Benchmarks
The best speech emotion recognition model, measured
We built speech-emotion-bench to settle a simple question: which model actually understands emotion in speech? It scores 64,384 held-out clips across roughly 20 languages and 7 emotion classes with one identical pipeline for 27+ systems — open models, frontier APIs, and Oruk Spectra alike. On this set, Oruk Spectra leads at 77.6% accuracy and 0.810 macro F1.
Evaluations · speech-emotion-bench
Best-in-class at understanding people
We built speech-emotion-bench to settle it: 64,384 held-out clips across ~20 languages and seven emotions, one scoring pipeline for all 27+ systems. Oruk Spectra against the best open models and frontier APIs, each given best-chance prompting. It isn't close.
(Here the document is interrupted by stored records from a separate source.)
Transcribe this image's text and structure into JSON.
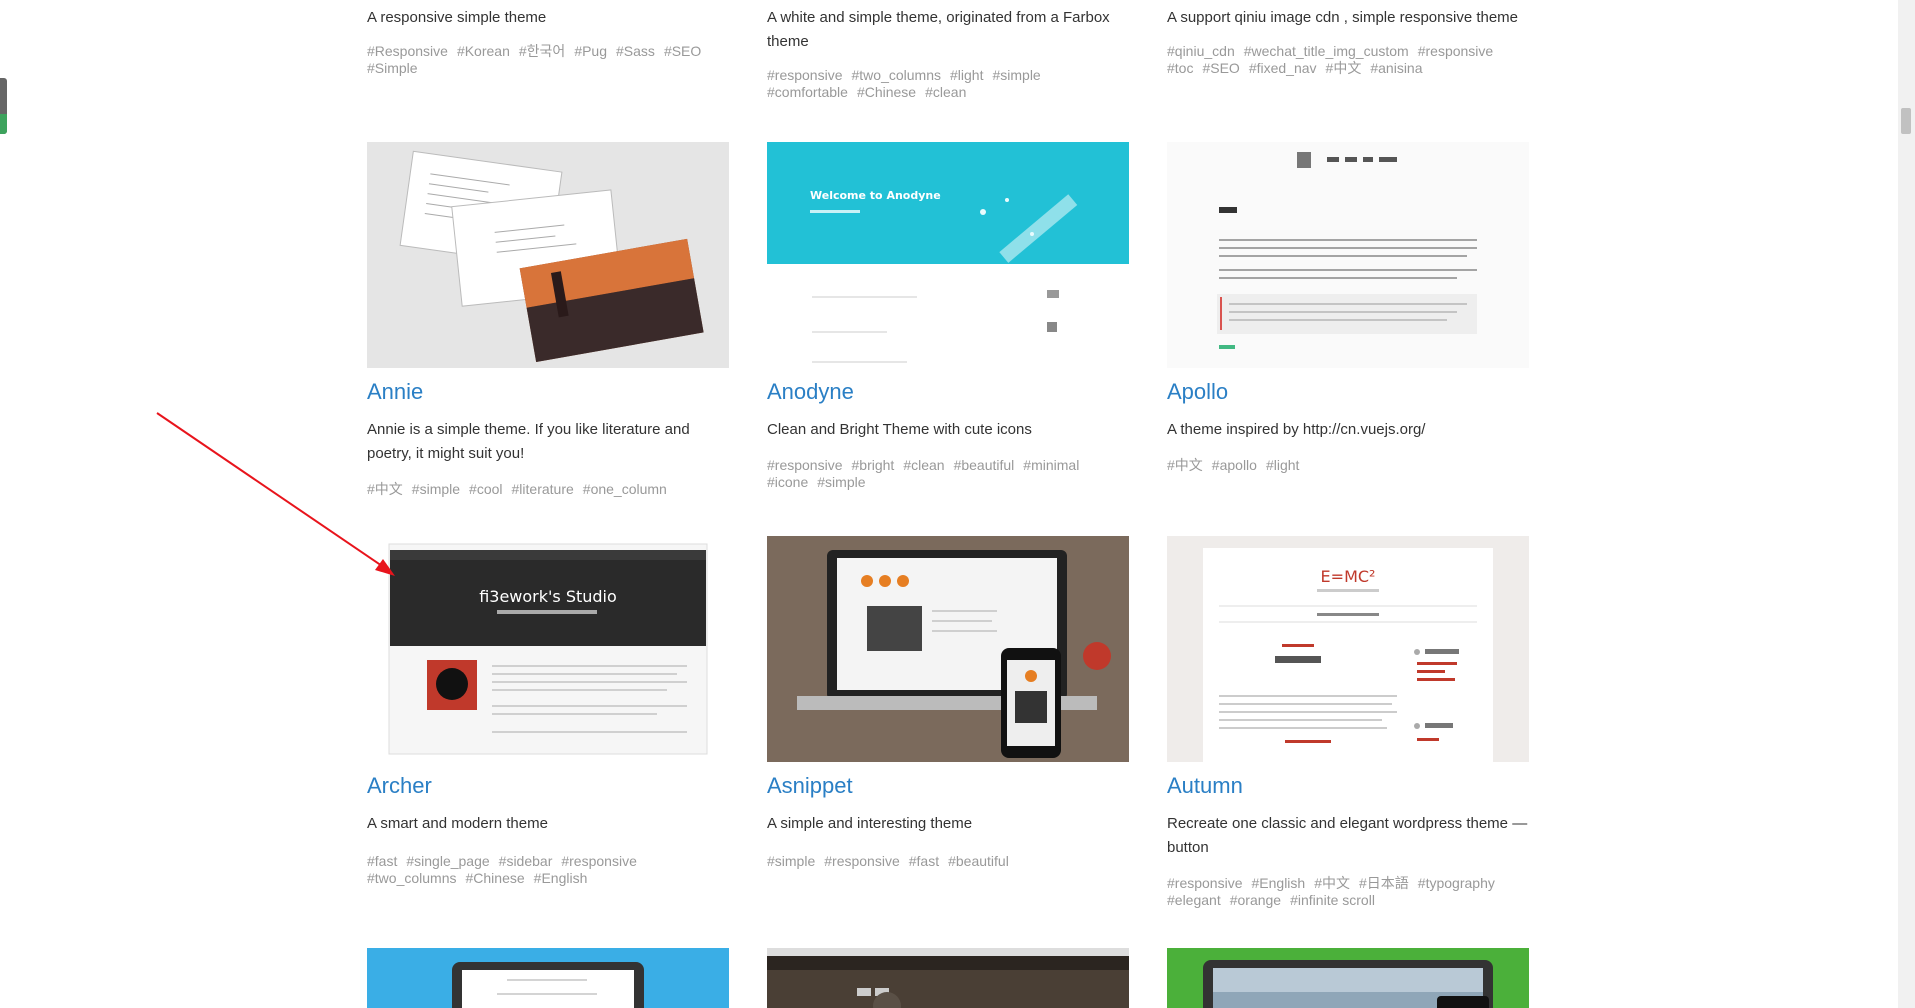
{
  "top_row": [
    {
      "desc": "A responsive simple theme",
      "tags": [
        "#Responsive",
        "#Korean",
        "#한국어",
        "#Pug",
        "#Sass",
        "#SEO",
        "#Simple"
      ]
    },
    {
      "desc": "A white and simple theme, originated from a Farbox theme",
      "tags": [
        "#responsive",
        "#two_columns",
        "#light",
        "#simple",
        "#comfortable",
        "#Chinese",
        "#clean"
      ]
    },
    {
      "desc": "A support qiniu image cdn , simple responsive theme",
      "tags": [
        "#qiniu_cdn",
        "#wechat_title_img_custom",
        "#responsive",
        "#toc",
        "#SEO",
        "#fixed_nav",
        "#中文",
        "#anisina"
      ]
    }
  ],
  "row2": [
    {
      "title": "Annie",
      "desc": "Annie is a simple theme. If you like literature and poetry, it might suit you!",
      "tags": [
        "#中文",
        "#simple",
        "#cool",
        "#literature",
        "#one_column"
      ]
    },
    {
      "title": "Anodyne",
      "desc": "Clean and Bright Theme with cute icons",
      "tags": [
        "#responsive",
        "#bright",
        "#clean",
        "#beautiful",
        "#minimal",
        "#icone",
        "#simple"
      ],
      "thumb_text": "Welcome to Anodyne"
    },
    {
      "title": "Apollo",
      "desc": "A theme inspired by http://cn.vuejs.org/",
      "tags": [
        "#中文",
        "#apollo",
        "#light"
      ]
    }
  ],
  "row3": [
    {
      "title": "Archer",
      "desc": "A smart and modern theme",
      "tags": [
        "#fast",
        "#single_page",
        "#sidebar",
        "#responsive",
        "#two_columns",
        "#Chinese",
        "#English"
      ],
      "thumb_text": "fi3ework's Studio"
    },
    {
      "title": "Asnippet",
      "desc": "A simple and interesting theme",
      "tags": [
        "#simple",
        "#responsive",
        "#fast",
        "#beautiful"
      ]
    },
    {
      "title": "Autumn",
      "desc": "Recreate one classic and elegant wordpress theme — button",
      "tags": [
        "#responsive",
        "#English",
        "#中文",
        "#日本語",
        "#typography",
        "#elegant",
        "#orange",
        "#infinite scroll"
      ],
      "thumb_text": "E=MC²"
    }
  ],
  "colors": {
    "link": "#2a7fc5",
    "tag": "#999999",
    "annotation_arrow": "#e8141c"
  }
}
Oruk Spectra · accuracy, 64,384-clip held-out set
* Closed models are scored on a fixed 5,000-clip stratified subsample; rescoring open models on the same subsample shifts results by less than two points. Claude receives transcripts only — it has no audio input. Oruk Spectra is trained on the benchmark's training split; every other system is zero-shot cross-corpus.
Per-emotion F1
Macro F1 for each of the seven emotions, Oruk Spectra against the best frontier API (Gemini 3 Flash Preview). The gap is widest on the emotions text-only and general-audio models miss most.
| Emotion | Oruk Spectra | Best frontier API |
|---|---|---|
| Disgust | 0.905 | 0.185 |
| Fear | 0.864 | 0.355 |
| Surprise | 0.858 | 0.268 |
| Anger | 0.806 | 0.462 |
| Neutral | 0.756 | 0.529 |
| Sadness | 0.746 | 0.313 |
| Happiness | 0.737 | 0.502 |
How we score it
A held-out speech emotion recognition benchmark: 64,384 clips across ~20 languages and 7 emotion classes, scored with one identical pipeline for 27+ systems. Closed/API models are scored on a fixed 5,000-clip stratified subsample; rescoring open models on the same subsample shifts results by less than two points.
Closed models receive best-chance prompting: expert-annotator framing, acoustic definitions for all seven classes, temperature 0, and constrained single-label output. Claude models receive transcripts only — they have no audio input.
One fairness note: Oruk Spectra is trained on the benchmark's training split, while every other system is evaluated zero-shot cross-corpus. The harness and results are public at github.com/Oruk-AI/speech-emotion-bench.